The US Dollar is looking for direction against the majors this morning ahead of the crucial US Fed two-day policy meeting outcome scheduled later today. The central bank is expected to announce another reduction of $10 billion to its asset purchase programme. Additionally, markets will keep a tab on the post-meeting statement to gauge any changes to the Fed’s forward guidance on interest rates. However, the possibility of an unchanged stance cannot be ruled out, considering softness in the latest employment and manufacturing production figures. Markets are most likely to be kept in a guessing mode until the next policy meeting in October when the Fed is expected to end its bond buying programme.
Euro – European Markets
The Euro lost ground against the Pound yesterday following the release of soft ZEW confidence data in the Euro zone. The report revealed that investor sentiment remained subdued in the region amid prospects of deeper macroeconomic troubles due to the recent EU sanctions imposed against Russia. Additionally, additional stimulus measures introduced by the ECB in its latest policy meeting failed to boost risk appetite, as markets remained concerned about the weak pricing climate transforming into an outright deflation in the Euro zone.
Meanwhile, the Euro is trading in a tight range against the majors this morning. The final Euro zone consumer inflation report for August scheduled later today is unlikely to generate much market attention as it is not likely to lessen pressure on the ECB from initiating its bond buying programme next month. Additionally, Ukraine ratified its political and trade association with the EU after agreeing to Russia’s demand to grant special status to some Eastern regions which might pave way for peace in Eastern Europe and provide some support to the Euro.
Other Currencies – Highlights
The Canadian Dollar gained ground against the greenback in yesterday’s trading session following the release of upbeat Canadian manufacturing shipment numbers for July.

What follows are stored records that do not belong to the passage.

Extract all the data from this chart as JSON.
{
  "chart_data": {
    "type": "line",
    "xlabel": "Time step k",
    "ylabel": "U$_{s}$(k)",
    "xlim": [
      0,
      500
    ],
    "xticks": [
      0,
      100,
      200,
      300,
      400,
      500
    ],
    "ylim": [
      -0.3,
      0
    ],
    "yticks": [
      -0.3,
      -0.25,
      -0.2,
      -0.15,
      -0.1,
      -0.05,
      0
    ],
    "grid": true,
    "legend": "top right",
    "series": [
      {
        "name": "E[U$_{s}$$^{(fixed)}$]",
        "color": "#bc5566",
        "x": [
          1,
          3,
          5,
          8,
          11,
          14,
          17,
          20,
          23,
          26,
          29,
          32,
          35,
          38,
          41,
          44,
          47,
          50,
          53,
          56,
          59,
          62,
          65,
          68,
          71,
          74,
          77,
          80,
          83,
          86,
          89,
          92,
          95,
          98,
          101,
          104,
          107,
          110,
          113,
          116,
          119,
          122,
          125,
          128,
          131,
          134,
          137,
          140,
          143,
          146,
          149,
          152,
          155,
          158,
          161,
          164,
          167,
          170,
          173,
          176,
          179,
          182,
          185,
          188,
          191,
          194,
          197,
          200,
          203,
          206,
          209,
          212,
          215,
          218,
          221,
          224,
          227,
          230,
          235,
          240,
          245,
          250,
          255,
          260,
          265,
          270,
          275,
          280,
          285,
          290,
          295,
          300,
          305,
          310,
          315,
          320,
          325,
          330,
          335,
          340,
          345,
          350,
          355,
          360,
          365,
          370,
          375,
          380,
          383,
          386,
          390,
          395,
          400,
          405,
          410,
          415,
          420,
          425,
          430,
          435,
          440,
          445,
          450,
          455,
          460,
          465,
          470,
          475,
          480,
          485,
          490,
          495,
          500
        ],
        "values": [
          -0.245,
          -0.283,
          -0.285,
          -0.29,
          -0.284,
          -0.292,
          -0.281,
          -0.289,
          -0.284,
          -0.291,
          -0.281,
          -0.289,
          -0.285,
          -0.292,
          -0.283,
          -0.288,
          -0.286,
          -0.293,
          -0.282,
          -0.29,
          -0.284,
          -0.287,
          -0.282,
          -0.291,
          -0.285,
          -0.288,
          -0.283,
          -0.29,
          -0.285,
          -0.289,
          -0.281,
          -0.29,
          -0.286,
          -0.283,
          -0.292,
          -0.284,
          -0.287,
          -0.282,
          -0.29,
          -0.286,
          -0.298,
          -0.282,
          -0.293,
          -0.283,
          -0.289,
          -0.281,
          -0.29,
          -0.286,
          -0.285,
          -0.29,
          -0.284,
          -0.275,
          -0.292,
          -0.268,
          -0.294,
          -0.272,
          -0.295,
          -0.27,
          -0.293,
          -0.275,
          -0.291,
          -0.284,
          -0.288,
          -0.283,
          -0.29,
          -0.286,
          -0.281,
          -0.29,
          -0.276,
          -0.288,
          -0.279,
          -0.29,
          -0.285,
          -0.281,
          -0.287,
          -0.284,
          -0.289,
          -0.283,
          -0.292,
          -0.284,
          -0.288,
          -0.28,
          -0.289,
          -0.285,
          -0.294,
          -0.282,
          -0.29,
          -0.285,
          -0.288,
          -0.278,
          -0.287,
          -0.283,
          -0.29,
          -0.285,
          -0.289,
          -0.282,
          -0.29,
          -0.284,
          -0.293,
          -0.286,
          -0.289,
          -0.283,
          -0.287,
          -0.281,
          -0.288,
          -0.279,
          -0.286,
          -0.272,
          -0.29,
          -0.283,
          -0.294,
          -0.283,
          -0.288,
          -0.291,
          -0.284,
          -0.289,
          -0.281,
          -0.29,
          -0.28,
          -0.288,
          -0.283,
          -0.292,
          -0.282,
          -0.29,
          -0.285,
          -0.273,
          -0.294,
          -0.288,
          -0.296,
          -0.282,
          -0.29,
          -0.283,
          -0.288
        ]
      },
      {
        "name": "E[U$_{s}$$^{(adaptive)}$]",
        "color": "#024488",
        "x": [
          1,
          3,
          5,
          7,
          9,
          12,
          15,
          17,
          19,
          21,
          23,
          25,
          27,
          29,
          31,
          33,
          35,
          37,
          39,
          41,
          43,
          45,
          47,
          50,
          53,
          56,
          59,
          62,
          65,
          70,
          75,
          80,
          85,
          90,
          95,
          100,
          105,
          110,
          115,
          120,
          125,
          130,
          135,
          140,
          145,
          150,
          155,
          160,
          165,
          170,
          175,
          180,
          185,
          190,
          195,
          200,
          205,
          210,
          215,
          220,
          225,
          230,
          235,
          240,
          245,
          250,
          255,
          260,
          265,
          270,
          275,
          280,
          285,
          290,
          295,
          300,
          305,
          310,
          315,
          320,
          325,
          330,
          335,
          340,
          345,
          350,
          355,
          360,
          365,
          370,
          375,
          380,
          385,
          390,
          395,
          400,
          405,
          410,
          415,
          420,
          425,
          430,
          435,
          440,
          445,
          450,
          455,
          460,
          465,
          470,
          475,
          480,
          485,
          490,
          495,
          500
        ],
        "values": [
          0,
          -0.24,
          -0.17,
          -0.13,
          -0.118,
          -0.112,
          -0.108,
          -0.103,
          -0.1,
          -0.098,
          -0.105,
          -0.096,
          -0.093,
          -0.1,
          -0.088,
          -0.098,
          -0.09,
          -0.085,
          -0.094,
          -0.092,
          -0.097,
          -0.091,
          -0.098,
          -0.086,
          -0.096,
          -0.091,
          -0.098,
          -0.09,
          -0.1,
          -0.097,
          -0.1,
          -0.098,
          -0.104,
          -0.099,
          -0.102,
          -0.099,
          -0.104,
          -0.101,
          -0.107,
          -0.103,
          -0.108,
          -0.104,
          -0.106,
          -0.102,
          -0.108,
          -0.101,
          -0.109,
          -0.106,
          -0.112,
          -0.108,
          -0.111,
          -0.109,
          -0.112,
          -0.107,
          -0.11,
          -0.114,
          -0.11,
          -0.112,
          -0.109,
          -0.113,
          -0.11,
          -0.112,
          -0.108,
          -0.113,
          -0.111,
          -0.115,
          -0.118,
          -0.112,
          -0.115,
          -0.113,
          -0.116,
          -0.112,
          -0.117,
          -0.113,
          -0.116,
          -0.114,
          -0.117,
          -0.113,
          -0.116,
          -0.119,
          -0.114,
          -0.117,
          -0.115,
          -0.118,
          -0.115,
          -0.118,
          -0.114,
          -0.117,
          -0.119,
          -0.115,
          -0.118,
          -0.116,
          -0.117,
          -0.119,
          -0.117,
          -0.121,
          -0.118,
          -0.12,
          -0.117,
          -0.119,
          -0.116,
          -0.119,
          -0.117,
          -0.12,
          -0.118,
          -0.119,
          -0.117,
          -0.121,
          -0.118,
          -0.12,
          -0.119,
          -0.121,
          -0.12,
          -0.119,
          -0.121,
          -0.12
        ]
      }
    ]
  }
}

Data showed that industrial shipments rose at its strongest pace since February 2013 due to higher demand for motor vehicles and primary metals. Additionally, the Bank of Canada Governor, Stephen Poloz, indicated that as growth in exports and business investment replace the current household spending led growth, the economy will return to its natural growth track. Furthermore, he indicated that exports from the nation are anticipated to improve as business investments in the US are increasing at a robust pace.
With little on the domestic macroeconomic front, the Canadian Dollar will take direction from the US consumer inflation report scheduled later today. Additionally, with the US Fed policy meeting later today, traders will keep a tab on the post-meeting statement for further direction to the US Dollar-Canadian Dollar pair.